Un document concernant les Frères musulmans, exposé mercredi lors du conseil de défense, alerte sur un risque pesant sur l’unité du pays en raison de la montée d’un islamisme qui s’installe progressivement, « de manière ascendante ».
Le ministère de l’Intérieur a dévoilé, ce mercredi 21 mai, la version déclassifiée d’un rapport initialement tenu confidentiel portant sur les Frères musulmans et l’islamisme politique. Ce document, remis lors d’un conseil de défense, souligne « une menace très nette envers la République, une menace pour l’unité nationale » et évoque même « un risque de submersion » lié à la mouvance dite « frériste ».
Face à « la gravité des faits constatés », Emmanuel Macron a demandé au gouvernement de préparer de nouvelles mesures d’ici début juin. La tenue de ce conseil de défense a suscité de nombreuses réactions parmi les députés à l’Assemblée nationale. En attendant les décisions officielles à venir dans les semaines suivantes, plusieurs acteurs politiques exposent déjà leurs positions.
Parmi eux, Gabriel Attal, chef des députés macronistes, a profité de cette occasion pour avancer ses propres propositions. Ayant eu accès au rapport lorsqu’il travaillait à Matignon, il plaide pour l’adoption d’une seconde loi sur le séparatisme.
« Je refuse toute forme de résignation »
Parmi les mesures suggérées, figure l’interdiction du port du voile dans l’espace public pour les mineures de moins de quinze ans : « Ce rapport met en lumière une offensive salafiste visant à imposer le voile aux fillettes dès l’âge de cinq ou six ans. Comment réagir ? Certains s’en désolent mais sans proposer d’actions concrètes. Moi, je refuse de me résigner. » Cette position est cohérente avec l’engagement qu’il avait manifesté lorsqu’il était ministre de l’Éducation nationale, notamment en obtenant l’interdiction de l’abaya à l’école.
Du côté du Rassemblement national, la proposition est bien accueillie, même si Thomas Ménagé considère qu’elle relève davantage d’un opportunisme politique : « Monsieur Attal et ses alliés dénonçaient jusqu’ici les débats autour du voile et insistaient sur le fait que le problème était lié au fondamentalisme islamiste, pas seulement au séparatisme. Peu importe l’origine de cette prise de position, nous au Rassemblement national, nous défendons toujours les initiatives allant dans le bon sens, même si parfois elles manquent de sincérité. » Le député du Loiret rappelle par ailleurs que Marine Le Pen avait déjà déposé une proposition de loi sur cette thématique qui n’avait jamais été examinée il y a cinq ans.

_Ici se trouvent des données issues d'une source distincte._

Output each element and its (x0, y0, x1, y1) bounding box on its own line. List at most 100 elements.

« Une atteinte à la loi de 1905 »
En revanche, cette initiative inquiète fortement la gauche. Jérôme Guedj, socialiste, estime qu’elle pourrait avoir des effets contre-productifs : « En interdisant le port de signes religieux dans l’espace public, on risque d’envoyer un message aux islamistes, c’est-à-dire précisément ceux que l’on prétend vouloir distinguer. Une telle mesure serait contraire à la loi de 1905, elle introduit une suspicion généralisée envers une large partie de nos concitoyens. C’est totalement inefficace et témoigne d’une course effrénée vers les positions de l’extrême droite. »
Pour l’élu, la législation existante suffirait à réguler la situation, à condition d’en assurer l’application : « La loi de 1905 comporte déjà des dispositions, notamment l’article 31, qui stipule qu’imposer ou contraindre quelqu’un dans ses croyances est un délit. Pourtant, cet article n’est plus appliqué. Depuis des années, je demande aux ministres de la Justice d’émettre une circulaire pénale pour garantir son application. »
« Une forme généralisée de complotisme »
Au sein de La France insoumise, on dénonce le risque d’amalgames liés à ce genre de propositions et aux discours gouvernementaux. Le député Raphaël Arnaud reconnaît : « Il existe sûrement des courants au sein de toutes les religions, y compris musulmanes, qui vont à l’encontre des valeurs républicaines et qu’il faut effectivement combattre. » Mais il met en garde contre « une forme de complotisme généralisé » : « Toute personne suspectée d’être musulmane se voit automatiquement assimilée à l’islamisme ou au frérisme. »
Quant à Jean-Luc Mélenchon, il dénonce une intensification de « l’islamophobie » : selon lui, la simple organisation d’un conseil de défense sur ce thème « valide les discours extrémistes de Bruno Retailleau et Marine Le Pen ».